As lawyers for the two arrested men continued to protest their innocence, it emerged that the man who had passed the specific information that led to the raid in which a man was shot last Friday was a police informant who had been providing intelligence about the activities of alleged Islamist militants for several weeks. This was despite previous reports quoting police sources that suggested the informant was being handled by the security service, MI5. It was the police who passed the information from the informant to MI5 officers to assess it, the Guardian understands. MI5 and police then agreed the information was specific and credible and made a joint decision it had to be acted upon immediately.

It is understood that attempts to corroborate the information were not made because of the perceived need to act quickly. “If there was an immediate risk to public safety, there would not have been time to bug the house,” an intelligence source said. A counter-terrorism official said: “If the intelligence was right there was a serious risk to the public. We did not know if it was right or not until we went in.” Another official added: “Intelligence is patchy. Even if it suggests a 5% likelihood of something nasty, we can’t take that risk”.

But what remains puzzling is the reliance on a single apparently uncorroborated source for information that prompted a high-profile mass raid which, even without the shooting of one of the men, would have provoked a strong reaction. Andy Hayman, the Met’s assistant commissioner specialist operations, refused to apologise for the raid yesterday while admitting that so far officers had not found the specific item they were looking for – thought to be a chemical device – in the terraced house in Forest Gate which was the subject of a pre-dawn raid involving more than 250 officers, including armed teams and government scientists.

There’s something vaguely familiar about this scenario but I’m unable to put my finger on it.

FILED UNDER: Intelligence, Policing, Terrorism, , ,
James Joyner
About James Joyner
James Joyner is Professor and Department Head of Security Studies at Marine Corps University's Command and Staff College and a nonresident senior fellow at the Scowcroft Center for Strategy and Security at the Atlantic Council. He's a former Army officer and Desert Storm vet. Views expressed here are his own. Follow James on Twitter @DrJJoyner.


  1. DC Loser says:

    The police track record so far is underwhelming. I’m going to be very skeptical of any future initial reportings about busting up terrorist cells. We’ll see what the real deal is with the Canadian case soon.

  2. Zelsdorf Ragshaft III says:

    James there are similarities, but the differences are blaring. For instance, every major intel service in the world believed Saddam had WMD, and one, Mossad states the WMD was moved to Syria, with the help of Russian Speical Forces. This is credible, because of Iraqs possession of secret Russian items used to defeat the accuracy of our smart weapons. Just because you can’t find something does not mean it was never present. After all, Saddam did not account for what the UN knew he had. It is still unaccounted for.

  3. Barry says:

    I’d like to see some proof of ‘every major intel service in the world believed Saddam had WMD,…’ dated, of course, *after* Blix & Co went through the list of suspected sites.

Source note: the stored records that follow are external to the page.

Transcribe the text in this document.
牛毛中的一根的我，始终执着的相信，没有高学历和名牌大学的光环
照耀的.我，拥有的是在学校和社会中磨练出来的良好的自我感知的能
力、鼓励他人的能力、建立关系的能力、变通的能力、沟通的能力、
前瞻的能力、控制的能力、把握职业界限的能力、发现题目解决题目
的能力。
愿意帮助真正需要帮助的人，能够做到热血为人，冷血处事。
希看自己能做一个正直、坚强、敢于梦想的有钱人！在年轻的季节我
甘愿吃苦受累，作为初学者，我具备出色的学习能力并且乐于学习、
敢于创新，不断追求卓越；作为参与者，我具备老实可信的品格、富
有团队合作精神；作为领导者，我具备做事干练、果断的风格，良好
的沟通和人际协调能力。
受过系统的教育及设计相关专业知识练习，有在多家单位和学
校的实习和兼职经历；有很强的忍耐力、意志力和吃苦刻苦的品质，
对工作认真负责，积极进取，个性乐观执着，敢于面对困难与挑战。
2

    As to the idea of the WMD’s (‘vast stockpiles’, remember) being moved into Syria, leaving nothing behind – well, maybe we should purchase some of that Star Trek transporter technology that they had to have used.

  4. legion says:

    Quite so, Barry. The only reason “every”, or in fact, “any” intel service believed Saddam had WMD gear is because we told them he did.

    It’s like writing a check to pay the fines for writing bad checks – lies built on top of lies…

  5. LJD says:

    I thought this post was about London…


    I would like to know, irrefutably, where the WMDs in question are, or how, when, where they were destroyed.

    WMD policy is the one thing you don’t get a second chance to make a mistake about. I’d rather not count on Saddam’s good will or willingness to comply, or on the political motivations of those who want to lose a war to discredit an administration.

  6. davod says:

    WMD – Stop living in the clouds. I am sure the French, Germans and Russians were not relying on the US for their intelligence and they said Saddam had WMD. The Israelis do not rely on the US and they said the same.

    The only dispute was whether to go to war. I would suggest that the Oil For Food scandal should have put to bed any idea that those not wanting to go to war had anything other than a financial motive.